Modification of ATRT cell lines for BLI produced tumors that resembled the xenografts of primary ATRT cells with respect to histopathology, immunophenotypic diversity, and invasive growth with neuraxis dissemination. The histopathologic features of all the orthotopic xenografts were also similar to the conspicuous predominance of the polygonal rhabdoid-like cells. The histopathologic differences between the xenografts established from the short-term cultures of the primary ATRT tissue and those established from ATRT cell lines after long-term in vitro propagation were subtle and included the absence of more fusiform cells and relative loss of GFAP and SMA immunophenotypes in the tumors established from the BT-12 and BT-16 cells.

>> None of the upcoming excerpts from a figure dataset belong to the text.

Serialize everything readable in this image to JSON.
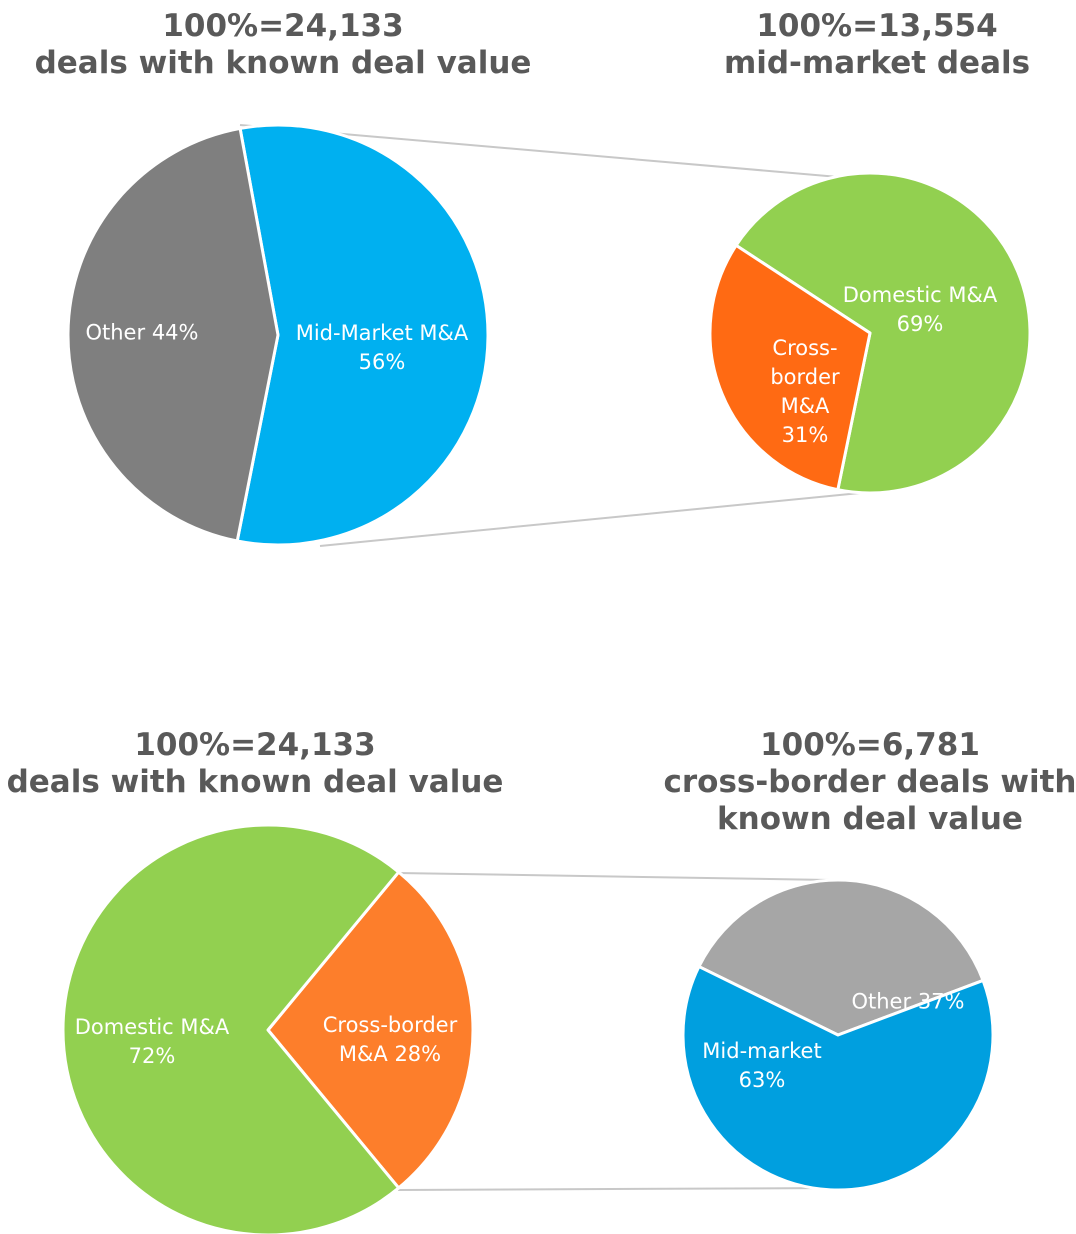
{
  "chart_data": [
    {
      "type": "pie",
      "title": [
        "100%=24,133",
        "deals with known deal value"
      ],
      "categories": [
        "Mid-Market M&A",
        "Other"
      ],
      "values": [
        56,
        44
      ],
      "value_labels": [
        "56%",
        "44%"
      ],
      "colors": [
        "#00b0f0",
        "#7f7f7f"
      ]
    },
    {
      "type": "pie",
      "title": [
        "100%=13,554",
        "mid-market deals"
      ],
      "categories": [
        "Domestic M&A",
        "Cross-border M&A"
      ],
      "values": [
        69,
        31
      ],
      "value_labels": [
        "69%",
        "31%"
      ],
      "colors": [
        "#92d050",
        "#ff6a13"
      ]
    },
    {
      "type": "pie",
      "title": [
        "100%=24,133",
        "deals with known deal value"
      ],
      "categories": [
        "Cross-border M&A",
        "Domestic M&A"
      ],
      "values": [
        28,
        72
      ],
      "value_labels": [
        "28%",
        "72%"
      ],
      "colors": [
        "#fd7e2b",
        "#92d050"
      ]
    },
    {
      "type": "pie",
      "title": [
        "100%=6,781",
        "cross-border deals with",
        "known deal value"
      ],
      "categories": [
        "Other",
        "Mid-market"
      ],
      "values": [
        37,
        63
      ],
      "value_labels": [
        "37%",
        "63%"
      ],
      "colors": [
        "#a6a6a6",
        "#009fdf"
      ]
    }
  ]
}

Since orthotopic ATRT xenografts in this study recapitulate the invasive growth and CNS dissemination of ATRT in patients, and because modification of these cells for BLI does not affect these properties, we examined the feasibility of an orthotopic ATRT xenograft model for therapeutic testing with correlation to biomarker analysis. For simplicity in testing this paradigm, we examined the responses of luciferase-modified ATRT cells to TMZ. The ATRT xenografts that were tested, which highly express MGMT, are resistant to TMZ treatment with respect to tumor growth and spread when compared with an orthotopic glioblastoma xenograft that is MGMT deficient and responsive to TMZ. These data suggest that this orthotopic ATRT xenograft model, in which BLI can be used for monitoring, could be used to test new therapeutic regimens with respect to tumor growth and dissemination and, potentially, to expedite the identification of effective treatments for this cancer, in relation to that which can be accomplished through clinical trial activity.